Events
“Agamemnon, wanting to ensure that the battle of Troy is successful, decided to make sacrifice of his own daughter. He lures her into the city promising to arrange a marriage for her. When Iphigenia discovers the intrigue, she agrees to sacrifice her life for the sake of her country’s order. This highly dramatic version of a family story is only the staffage, an ironic presentation of the world order, in which God’s will reveals itself not in his “rescue” intervention, but in the power of a gossip. Why does Iphigenia arrange her own death? Maybe a lie is the best way to demonstrate the mechanism of entering into the role of a sacrifice, agreeing to compromise in order to save one’s own life.”

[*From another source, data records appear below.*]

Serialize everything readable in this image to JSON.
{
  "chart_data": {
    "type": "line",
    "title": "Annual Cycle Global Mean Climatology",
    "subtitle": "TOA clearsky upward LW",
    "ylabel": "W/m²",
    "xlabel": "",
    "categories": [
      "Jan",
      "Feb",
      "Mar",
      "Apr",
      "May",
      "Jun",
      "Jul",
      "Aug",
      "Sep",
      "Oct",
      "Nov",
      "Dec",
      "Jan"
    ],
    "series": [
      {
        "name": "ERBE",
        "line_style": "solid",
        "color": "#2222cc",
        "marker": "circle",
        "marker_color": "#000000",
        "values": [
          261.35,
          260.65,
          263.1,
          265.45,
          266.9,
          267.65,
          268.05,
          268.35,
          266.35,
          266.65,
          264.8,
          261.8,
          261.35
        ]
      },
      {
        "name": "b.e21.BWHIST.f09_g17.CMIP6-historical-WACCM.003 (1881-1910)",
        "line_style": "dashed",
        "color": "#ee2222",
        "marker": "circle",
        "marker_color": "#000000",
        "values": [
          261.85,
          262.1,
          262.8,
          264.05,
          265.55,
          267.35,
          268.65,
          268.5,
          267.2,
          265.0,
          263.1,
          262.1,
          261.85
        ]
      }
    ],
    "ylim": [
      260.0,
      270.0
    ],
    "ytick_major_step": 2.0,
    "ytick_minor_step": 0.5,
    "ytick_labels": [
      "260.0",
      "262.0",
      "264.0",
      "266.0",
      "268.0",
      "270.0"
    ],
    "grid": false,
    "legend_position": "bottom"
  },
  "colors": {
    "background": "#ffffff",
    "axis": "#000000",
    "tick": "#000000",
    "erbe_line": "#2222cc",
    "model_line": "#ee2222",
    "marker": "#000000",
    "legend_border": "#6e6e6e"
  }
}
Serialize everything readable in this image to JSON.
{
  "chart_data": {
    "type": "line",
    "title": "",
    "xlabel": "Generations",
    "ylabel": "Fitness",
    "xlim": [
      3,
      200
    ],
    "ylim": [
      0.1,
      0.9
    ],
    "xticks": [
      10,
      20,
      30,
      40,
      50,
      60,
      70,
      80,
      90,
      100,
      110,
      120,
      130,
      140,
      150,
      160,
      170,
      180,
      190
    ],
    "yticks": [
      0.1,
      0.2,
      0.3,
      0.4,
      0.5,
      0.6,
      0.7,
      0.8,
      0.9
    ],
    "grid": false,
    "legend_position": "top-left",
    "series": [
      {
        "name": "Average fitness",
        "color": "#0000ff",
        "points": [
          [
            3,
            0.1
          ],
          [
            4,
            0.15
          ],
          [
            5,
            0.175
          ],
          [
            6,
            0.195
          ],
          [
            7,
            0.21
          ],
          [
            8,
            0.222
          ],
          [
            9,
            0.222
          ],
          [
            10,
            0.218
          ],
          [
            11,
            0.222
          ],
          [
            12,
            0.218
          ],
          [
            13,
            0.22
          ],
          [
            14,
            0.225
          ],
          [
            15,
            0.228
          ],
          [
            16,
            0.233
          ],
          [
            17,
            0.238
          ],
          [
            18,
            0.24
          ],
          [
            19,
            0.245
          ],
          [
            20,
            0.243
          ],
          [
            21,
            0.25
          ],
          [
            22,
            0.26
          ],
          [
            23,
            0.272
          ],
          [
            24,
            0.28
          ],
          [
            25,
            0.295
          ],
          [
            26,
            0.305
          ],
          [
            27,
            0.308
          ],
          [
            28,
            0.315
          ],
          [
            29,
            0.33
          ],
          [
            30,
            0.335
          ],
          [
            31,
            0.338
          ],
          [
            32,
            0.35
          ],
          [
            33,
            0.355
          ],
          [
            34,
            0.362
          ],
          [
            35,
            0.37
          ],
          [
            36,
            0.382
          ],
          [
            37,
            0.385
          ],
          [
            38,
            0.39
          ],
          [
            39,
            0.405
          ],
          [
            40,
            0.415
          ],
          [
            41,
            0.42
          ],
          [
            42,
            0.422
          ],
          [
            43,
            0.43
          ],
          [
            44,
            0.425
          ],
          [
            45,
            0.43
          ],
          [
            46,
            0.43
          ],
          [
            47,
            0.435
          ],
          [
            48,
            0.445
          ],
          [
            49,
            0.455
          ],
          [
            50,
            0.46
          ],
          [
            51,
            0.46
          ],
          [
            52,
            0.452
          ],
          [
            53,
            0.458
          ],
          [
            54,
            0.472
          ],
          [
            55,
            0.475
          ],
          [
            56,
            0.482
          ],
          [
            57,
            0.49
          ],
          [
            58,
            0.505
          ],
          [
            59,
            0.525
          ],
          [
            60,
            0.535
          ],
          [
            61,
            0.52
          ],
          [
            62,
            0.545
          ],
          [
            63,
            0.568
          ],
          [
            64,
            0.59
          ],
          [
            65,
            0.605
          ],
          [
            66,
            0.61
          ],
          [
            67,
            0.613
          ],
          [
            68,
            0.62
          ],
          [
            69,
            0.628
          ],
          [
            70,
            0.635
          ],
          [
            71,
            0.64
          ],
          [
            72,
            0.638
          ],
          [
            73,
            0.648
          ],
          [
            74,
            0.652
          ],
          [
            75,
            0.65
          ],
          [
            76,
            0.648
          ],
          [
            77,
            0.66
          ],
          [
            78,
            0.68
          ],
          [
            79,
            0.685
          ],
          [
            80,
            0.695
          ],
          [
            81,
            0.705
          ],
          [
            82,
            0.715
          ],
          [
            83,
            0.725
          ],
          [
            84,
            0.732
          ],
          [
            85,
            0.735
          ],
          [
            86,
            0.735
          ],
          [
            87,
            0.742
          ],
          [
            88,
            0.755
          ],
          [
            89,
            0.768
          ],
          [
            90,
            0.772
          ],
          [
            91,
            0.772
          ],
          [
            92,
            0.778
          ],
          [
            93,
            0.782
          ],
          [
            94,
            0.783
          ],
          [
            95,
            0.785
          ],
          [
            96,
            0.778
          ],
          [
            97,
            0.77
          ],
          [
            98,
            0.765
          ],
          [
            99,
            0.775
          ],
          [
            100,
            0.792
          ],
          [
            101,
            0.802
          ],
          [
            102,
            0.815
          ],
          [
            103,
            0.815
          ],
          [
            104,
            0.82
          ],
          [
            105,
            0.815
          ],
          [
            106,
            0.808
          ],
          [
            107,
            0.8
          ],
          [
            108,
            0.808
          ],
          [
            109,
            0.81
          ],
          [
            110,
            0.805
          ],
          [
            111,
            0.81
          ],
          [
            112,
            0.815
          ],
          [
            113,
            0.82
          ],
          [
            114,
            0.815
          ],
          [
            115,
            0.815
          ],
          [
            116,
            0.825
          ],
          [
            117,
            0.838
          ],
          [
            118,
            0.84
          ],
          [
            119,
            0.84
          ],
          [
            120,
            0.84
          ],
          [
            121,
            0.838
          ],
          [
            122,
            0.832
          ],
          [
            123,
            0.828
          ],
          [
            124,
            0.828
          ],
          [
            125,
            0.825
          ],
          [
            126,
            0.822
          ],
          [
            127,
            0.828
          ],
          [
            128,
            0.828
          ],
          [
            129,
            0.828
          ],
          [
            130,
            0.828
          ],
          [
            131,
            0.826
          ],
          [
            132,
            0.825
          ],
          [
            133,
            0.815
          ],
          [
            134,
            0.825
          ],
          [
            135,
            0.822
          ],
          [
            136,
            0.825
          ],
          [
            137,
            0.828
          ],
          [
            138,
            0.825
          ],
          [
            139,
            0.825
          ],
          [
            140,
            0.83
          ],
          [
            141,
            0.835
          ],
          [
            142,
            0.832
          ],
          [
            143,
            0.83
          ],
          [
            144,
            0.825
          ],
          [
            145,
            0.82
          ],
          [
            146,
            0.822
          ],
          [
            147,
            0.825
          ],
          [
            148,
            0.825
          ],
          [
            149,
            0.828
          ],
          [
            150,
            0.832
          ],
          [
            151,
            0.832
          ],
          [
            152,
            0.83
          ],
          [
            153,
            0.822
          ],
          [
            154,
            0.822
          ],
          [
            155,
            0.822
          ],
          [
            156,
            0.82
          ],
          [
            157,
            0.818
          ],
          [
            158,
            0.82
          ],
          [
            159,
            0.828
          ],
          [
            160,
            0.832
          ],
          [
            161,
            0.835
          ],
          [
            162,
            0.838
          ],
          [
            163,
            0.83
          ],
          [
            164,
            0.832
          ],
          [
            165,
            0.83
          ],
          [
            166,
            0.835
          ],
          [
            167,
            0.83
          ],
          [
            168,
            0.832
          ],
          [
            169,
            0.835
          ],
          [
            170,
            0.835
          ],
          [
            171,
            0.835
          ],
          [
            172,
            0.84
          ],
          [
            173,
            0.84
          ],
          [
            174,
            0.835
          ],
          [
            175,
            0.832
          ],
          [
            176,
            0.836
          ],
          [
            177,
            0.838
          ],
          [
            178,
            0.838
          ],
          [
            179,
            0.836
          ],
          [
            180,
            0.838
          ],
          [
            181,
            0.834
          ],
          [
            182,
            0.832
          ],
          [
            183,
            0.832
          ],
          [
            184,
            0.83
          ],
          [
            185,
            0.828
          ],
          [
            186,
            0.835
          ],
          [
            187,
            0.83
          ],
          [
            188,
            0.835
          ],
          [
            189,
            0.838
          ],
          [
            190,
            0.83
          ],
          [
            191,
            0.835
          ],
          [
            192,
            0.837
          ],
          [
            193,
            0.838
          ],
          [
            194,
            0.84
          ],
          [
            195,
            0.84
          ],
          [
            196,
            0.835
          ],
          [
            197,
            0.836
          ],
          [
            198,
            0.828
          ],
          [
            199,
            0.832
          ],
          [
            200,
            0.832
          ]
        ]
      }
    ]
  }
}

(Marta Olejniczak – Teatr Nowy in Lodz)
“A struggle to find out the truth about yourself. Confronting with what we hide inside. Justifying a lie by the need to save one’s own life. If we bear in mind that the truth – our image of ourselves is relative, how can we trust ourselves to make the right decisions about us or our loved ones. The place where the truth meets the lie becomes a matter of individual choice. Everyday we all have to sacrifice pieces of ourselves, making decisions concerning ourselves, the world and other people. One day of a life, a situation involving one person, a situation of isolation.”
(Tomasz Bazan – director)
“Nuclear family. Love clashes with the egoism of individuals who fight for survival. In a disintegrated society very often only sacrifice has the ability of making our life meaningful. Even though so many people believe life is in fact meaningless, we are determined to discover the sense of our existence. It does not have to be heroic. There are no heroes. In our fear of dying we remain lonely throughout our life. Iphigenia finds her way out of the dead ends. But can we call her theory faith? And if so, does having faith mean being naïve?”